SPRING/SUMMER 2023 ︎︎︎ An imagined history of here

Make Believe: an imagined history of here was a film screened as part of the Celebration Day at Modern Painters, New Decorators on 1 July 2023. The film was inspired by a series of family workshops hosted during June half term, where children were invited to imagine they were journalists working for a make-believe newspaper. Transcribed below is a conversation between Josie and Joshua about the project.




Josie: Make Believe is a project we’ve been working on for the last month, though the idea for it came way back in January, originally titled ‘Nostalgia in Technicolour’. The idea was to make a film about Loughborough and about the history of Loughborough, using how we see the past to imagine the future. After having all these conversations with the MPND team about hope, and imagining the future, and the concept of the ‘second naivety’, being less precious about what we make and trying to be more playful in what we do, we thought the idea of children taking a lead with making this film would be very interesting.

Joshua: Yeah, so we were looking at Loughborough's history as told by children. That was kind of the idea behind it, wasn't it?
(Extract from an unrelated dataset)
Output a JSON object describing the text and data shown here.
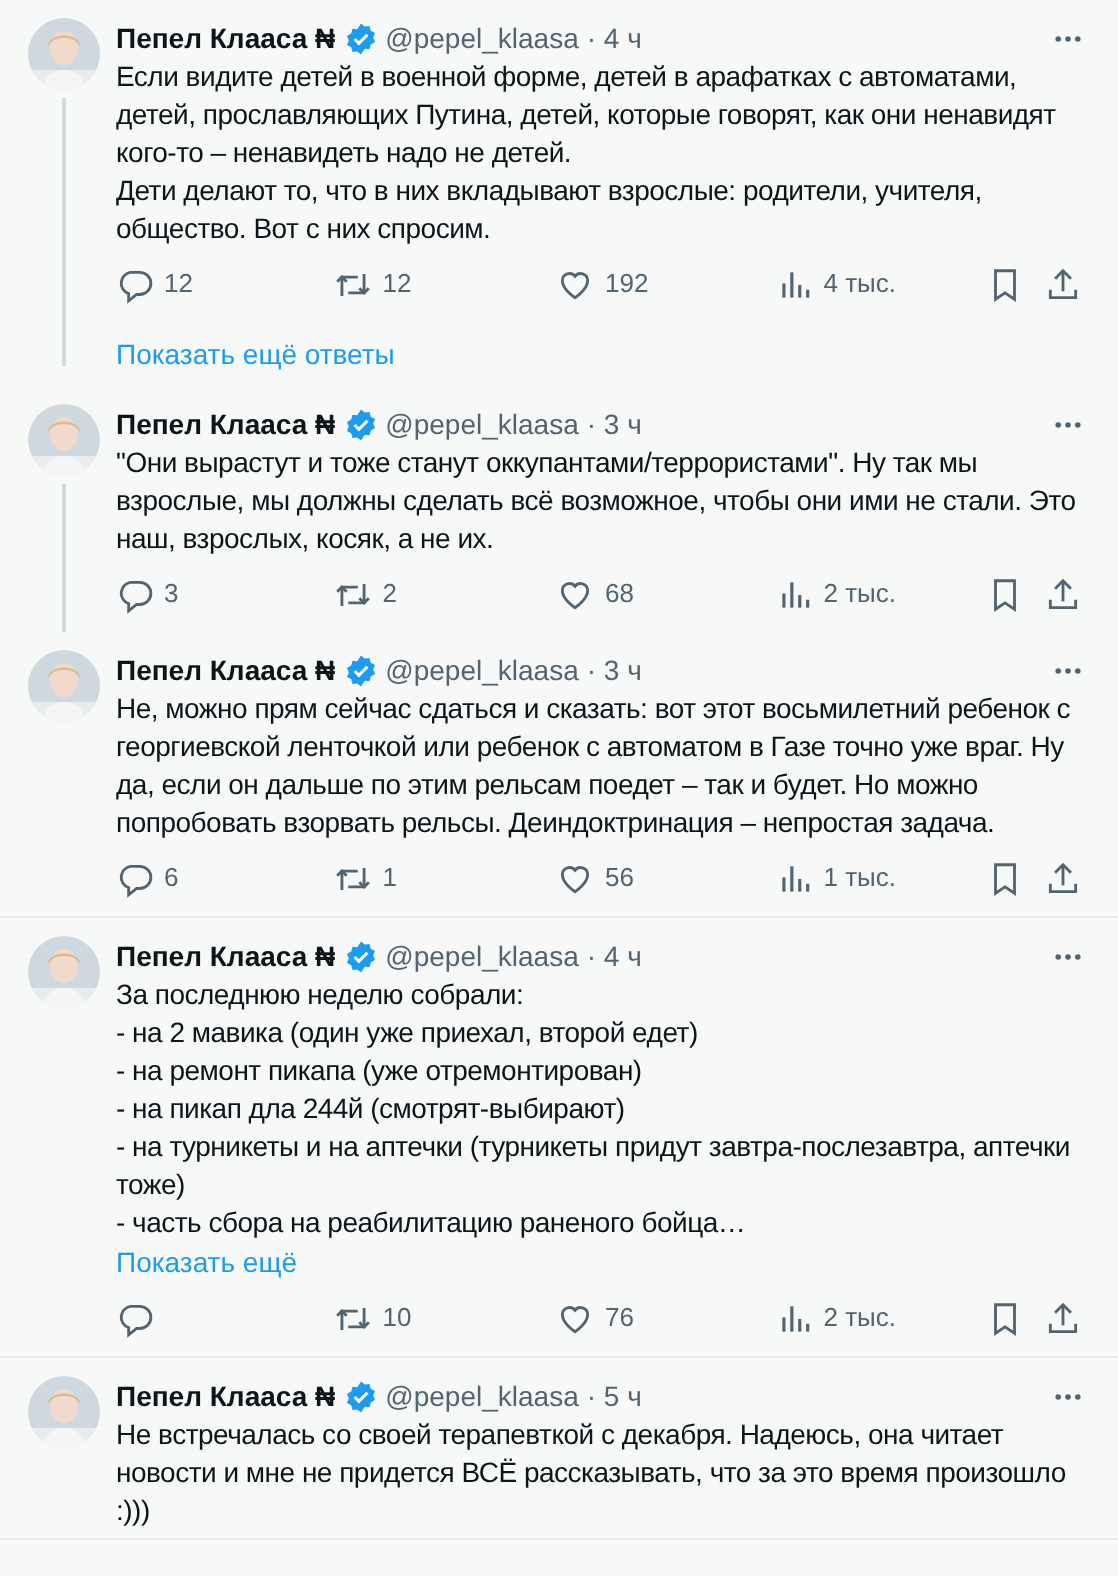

Josie: Yeah, and asking children to think about where we live without prescribing the answers, which I guess is how we've been making at MPND this year so far; not thinking about outcomes or answers, which is quite hard to do as an adult - letting kids lead us, to show us how to imagine better.

Joshua: We were talking about time and experiences changing how you see things. Feeling as though you’ve, like, seen behind the curtain and missing a time when things seemed a bit more simple or easier to engage with. But you can't go back, and when you can't cross back into how you felt in the past or when things have lost their meaning, is there a way for them to become meaningful again?
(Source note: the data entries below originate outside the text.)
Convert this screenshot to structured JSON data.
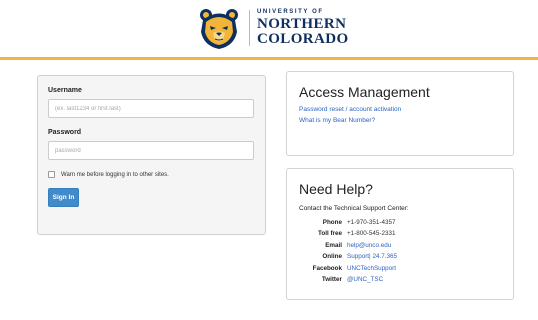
{
  "header": {
    "logo_top_line": "UNIVERSITY OF",
    "logo_line_1": "NORTHERN",
    "logo_line_2": "COLORADO",
    "colors": {
      "accent_bar": "#f2b53a",
      "brand_navy": "#0f2f5f",
      "brand_gold": "#f2b53a"
    }
  },
  "login": {
    "username_label": "Username",
    "username_placeholder": "(ex. last1234 or first.last)",
    "username_value": "",
    "password_label": "Password",
    "password_placeholder": "password",
    "password_value": "",
    "warn_label": "Warn me before logging in to other sites.",
    "warn_checked": false,
    "signin_label": "Sign In"
  },
  "access": {
    "title": "Access Management",
    "links": [
      {
        "label": "Password reset / account activation"
      },
      {
        "label": "What is my Bear Number?"
      }
    ]
  },
  "help": {
    "title": "Need Help?",
    "intro": "Contact the Technical Support Center:",
    "contacts": [
      {
        "key": "Phone",
        "value": "+1-970-351-4357",
        "is_link": false
      },
      {
        "key": "Toll free",
        "value": "+1-800-545-2331",
        "is_link": false
      },
      {
        "key": "Email",
        "value": "help@unco.edu",
        "is_link": true
      },
      {
        "key": "Online",
        "value": "Support| 24.7.365",
        "is_link": true
      },
      {
        "key": "Facebook",
        "value": "UNCTechSupport",
        "is_link": true
      },
      {
        "key": "Twitter",
        "value": "@UNC_TSC",
        "is_link": true
      }
    ]
  }
}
Josie: Or can it lead you to, not innocence, but, like, another level of lightheartedness or hope or playfulness?

Joshua: We knew we wanted children's storytelling to be at the forefront of how we made this documentary. So we knew we had to gather some families together to do some storytelling. So we worked with Ursula to put on a couple of workshops in half term.

Josie: Workshops that weren’t about an outcome, but about an expression of, you know, the children being able to unlock their imaginations and share it with us. We took quite a while to decide how to run it and we settled on something quite simple, a little bit inspired, I guess, by The French Dispatch – getting the kids to design their own newspapers, to basically come up with a story and then design it just using other newspapers, to collage them and draw. We just had some questions that we asked them and it was quite interesting tearing apart the real newspapers, which themselves were very uninteresting and quite depressing to read, to make new headlines, and then to ask the kids about what stories they were writing.
Joshua: We didn't really know how we were going to turn the newspapers into a film until it came to the time of making it. And we didn't have time to think things through too much. We just had to kind of find some costumes and start acting them out.

Josie: Not having many hours to spend working on it and it being about where we lived, I think you were very keen to just get out and start filming stuff, like public theatre, rather than being overly ambitious or being a perfectionist about it and waiting for the budget or the perfect way to film something. And I think that's kind of what this culminated in, like lots of different kinds of weird, playful techniques that we've not tried before, which wouldn't have come from perfectionism.

Joshua: Some of the films we were watching around the time from the French New Wave resonated with us and we thought it might affect our processes when making.

Josie: It wasn't until about two weeks before the screening that we actually sat down and tried to storyboard what the film could be and we just ordered a bear costume off of Vinted and wrote a screenplay. We’d given the kids tickets at the workshop. Already set a time and place that the film would be screened.

Joshua: We've screened films before, but not really in a way where you get to actually sit with the audience and watch it together. We were keen for Make Believe to be almost like a cinema film. So we bought a big bag of popcorn and gave that out and some of the children bought their tickets with them to the screening.

Josie: I think a lot of the kids found it quite silly. They were giggling. A girl who'd been at the workshop with her dad, she looked so excited and she said, “I loved that”. She said she wanted to come back. It felt very nice and a nice atmosphere to have everyone clap and then carry on talking to each other and have like a gallery full of almost 50 people, who were a whole mix of ages, from toddlers up to elderly people. It was uplifting.

Joshua: Yeah, it was a good way of making something together and making something collaboratively, which is what we've been trying to do more of at the moment. We hope you enjoy watching it.